RouterOS automatically assigns “passthrough=yes”. But on these examples I am unsure if it should be set to yes or no and / or if it’s relevant at all. Why I am confused is later on in the example the script:
With policy routing it is possible to force all traffic to the specific gateway, even if traffic is destined to the host (other that gateway) in the connected networks. This way routing loop will be generated and communications with those hosts will be impossible. To avoid this situation we need to allow usage of default routing table for traffic to connected networks.
The explanation is a little unclear to me. I am hoping that maybe the author of the Wiki article could give us more insight.
1a) as those are only rules in chain “input” and chain “output” I think pass-trough doesn’t really matters
1b) there are other rules in the chain that requires packets from these rules be there
Imagine packet that comes from internet and then your policy routing route it back to internet, and not to your clients - these accept rules correct that
(* 1a) if you won’t passthrough 1st and 2nd rules, you won’t mark routing at all by 3rd and 4th rule *) - edited: it’s wrong %)
2) actually, it’s for packets that are coming from one of connected networks to another one. if 10.111.0.10 sends a packet to 10.112.0.10, the packet won’t be sent to the Internet
I’m sorry to be a pain but “macgaiver” and “Chupaka” you guys are contradicting each other.
I still need some clarity about this passthrough because I find this stuff very confusing.
For the time being I am going to side with Chupaka because I see he has posted a gazillion posts.
I guess macgaiver is confused like me because he thought that passthrough only applies to each individual chain, as opposed to the whole “Mangle” ruleset.
In order to clarify it even more, in the example, the last two rules are:
aaaaaaaa!.. %) sooooorrrrryyyyy ))) friday tiredness, maybe… I didn’t noticed that there’re different chains
as we see, zillion posts is nothing compared to this:
yes, they are mutually exclusive, so you may set passthrough=no, but… it will change almost nothing - I don’t think there will be some performance increase because of ~0.5 firewall rule =)

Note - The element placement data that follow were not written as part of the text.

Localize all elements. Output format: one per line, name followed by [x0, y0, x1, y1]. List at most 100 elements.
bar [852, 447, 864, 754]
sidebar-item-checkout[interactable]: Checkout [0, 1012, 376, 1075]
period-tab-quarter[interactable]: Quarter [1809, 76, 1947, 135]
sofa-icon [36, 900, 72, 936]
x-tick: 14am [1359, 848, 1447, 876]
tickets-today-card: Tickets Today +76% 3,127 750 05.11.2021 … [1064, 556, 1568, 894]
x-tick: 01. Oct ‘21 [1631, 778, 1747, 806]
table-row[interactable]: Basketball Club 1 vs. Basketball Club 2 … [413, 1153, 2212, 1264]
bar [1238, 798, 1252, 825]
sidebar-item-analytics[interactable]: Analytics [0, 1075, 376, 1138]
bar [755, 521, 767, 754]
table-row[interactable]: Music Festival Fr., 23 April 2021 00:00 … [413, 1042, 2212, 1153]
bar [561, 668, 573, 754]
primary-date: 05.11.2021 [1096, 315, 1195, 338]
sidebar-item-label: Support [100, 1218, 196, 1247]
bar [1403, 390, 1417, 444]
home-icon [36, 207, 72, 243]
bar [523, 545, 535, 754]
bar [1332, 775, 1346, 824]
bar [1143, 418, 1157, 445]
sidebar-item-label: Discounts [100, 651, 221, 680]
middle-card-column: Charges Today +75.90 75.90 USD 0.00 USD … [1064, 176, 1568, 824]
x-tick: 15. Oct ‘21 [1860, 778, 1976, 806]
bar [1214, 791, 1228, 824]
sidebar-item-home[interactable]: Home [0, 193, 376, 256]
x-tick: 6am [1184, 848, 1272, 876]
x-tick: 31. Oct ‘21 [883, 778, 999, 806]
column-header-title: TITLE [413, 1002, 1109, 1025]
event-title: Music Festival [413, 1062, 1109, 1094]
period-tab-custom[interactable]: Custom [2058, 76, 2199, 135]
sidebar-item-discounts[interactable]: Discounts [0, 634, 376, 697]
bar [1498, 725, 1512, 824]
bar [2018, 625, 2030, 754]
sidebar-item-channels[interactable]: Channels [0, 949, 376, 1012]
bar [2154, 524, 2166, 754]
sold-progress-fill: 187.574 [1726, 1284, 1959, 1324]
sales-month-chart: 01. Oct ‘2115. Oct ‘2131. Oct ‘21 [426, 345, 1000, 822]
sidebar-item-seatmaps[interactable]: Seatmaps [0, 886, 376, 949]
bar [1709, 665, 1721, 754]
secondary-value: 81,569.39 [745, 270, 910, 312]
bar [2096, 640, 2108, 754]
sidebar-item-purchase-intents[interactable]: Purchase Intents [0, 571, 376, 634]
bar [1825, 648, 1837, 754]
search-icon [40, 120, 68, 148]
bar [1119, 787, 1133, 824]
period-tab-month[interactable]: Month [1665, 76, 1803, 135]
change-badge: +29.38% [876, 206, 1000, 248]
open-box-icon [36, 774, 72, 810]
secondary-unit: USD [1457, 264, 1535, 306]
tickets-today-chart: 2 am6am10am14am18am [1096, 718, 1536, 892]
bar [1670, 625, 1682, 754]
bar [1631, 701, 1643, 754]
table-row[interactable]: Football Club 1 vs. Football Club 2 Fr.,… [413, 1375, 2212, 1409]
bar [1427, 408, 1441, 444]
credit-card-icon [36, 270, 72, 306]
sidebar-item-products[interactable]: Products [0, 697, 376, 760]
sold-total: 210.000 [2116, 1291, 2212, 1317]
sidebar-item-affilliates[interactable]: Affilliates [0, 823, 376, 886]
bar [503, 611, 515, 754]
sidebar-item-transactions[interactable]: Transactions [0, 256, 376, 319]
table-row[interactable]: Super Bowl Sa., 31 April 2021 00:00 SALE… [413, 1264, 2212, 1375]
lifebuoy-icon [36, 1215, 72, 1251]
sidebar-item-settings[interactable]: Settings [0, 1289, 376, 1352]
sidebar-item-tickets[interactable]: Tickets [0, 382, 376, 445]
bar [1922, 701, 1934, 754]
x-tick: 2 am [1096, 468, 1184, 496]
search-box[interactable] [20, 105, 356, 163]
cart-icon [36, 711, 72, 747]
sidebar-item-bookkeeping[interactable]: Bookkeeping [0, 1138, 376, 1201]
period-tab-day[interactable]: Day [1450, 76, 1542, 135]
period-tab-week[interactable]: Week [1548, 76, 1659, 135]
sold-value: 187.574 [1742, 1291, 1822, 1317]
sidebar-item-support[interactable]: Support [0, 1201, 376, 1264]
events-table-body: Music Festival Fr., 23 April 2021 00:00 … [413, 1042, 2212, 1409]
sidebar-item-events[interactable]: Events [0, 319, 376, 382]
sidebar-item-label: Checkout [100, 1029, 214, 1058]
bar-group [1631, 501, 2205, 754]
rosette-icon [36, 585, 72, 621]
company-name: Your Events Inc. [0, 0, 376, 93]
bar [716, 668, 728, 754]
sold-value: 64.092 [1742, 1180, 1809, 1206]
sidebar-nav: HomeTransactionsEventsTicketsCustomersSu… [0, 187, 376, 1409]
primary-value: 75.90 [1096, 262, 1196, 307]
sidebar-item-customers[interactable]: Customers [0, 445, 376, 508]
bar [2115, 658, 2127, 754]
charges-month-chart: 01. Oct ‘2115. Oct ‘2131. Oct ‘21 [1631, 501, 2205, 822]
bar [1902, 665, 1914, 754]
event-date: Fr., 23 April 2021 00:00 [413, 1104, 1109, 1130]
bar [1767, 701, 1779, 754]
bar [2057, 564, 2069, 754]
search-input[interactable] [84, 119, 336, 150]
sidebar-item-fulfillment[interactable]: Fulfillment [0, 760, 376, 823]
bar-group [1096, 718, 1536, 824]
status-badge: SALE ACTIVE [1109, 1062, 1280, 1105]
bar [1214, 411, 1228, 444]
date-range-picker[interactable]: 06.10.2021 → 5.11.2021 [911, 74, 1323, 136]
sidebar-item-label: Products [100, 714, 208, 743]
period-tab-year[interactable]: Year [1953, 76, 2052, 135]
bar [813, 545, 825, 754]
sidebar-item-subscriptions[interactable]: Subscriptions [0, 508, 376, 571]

For me the conclusion here is passthrough is specific to a chain. E.g. input chain passthrough=on or off won’t affect forward chain on or off
And if you use PCC example and you have some more complex firewall rules after the PCC snapshot taken from the Wiki be careful because if you set passthrough=on you might end up re-routing the packets again. Thanks guys for the input, I think I understand now.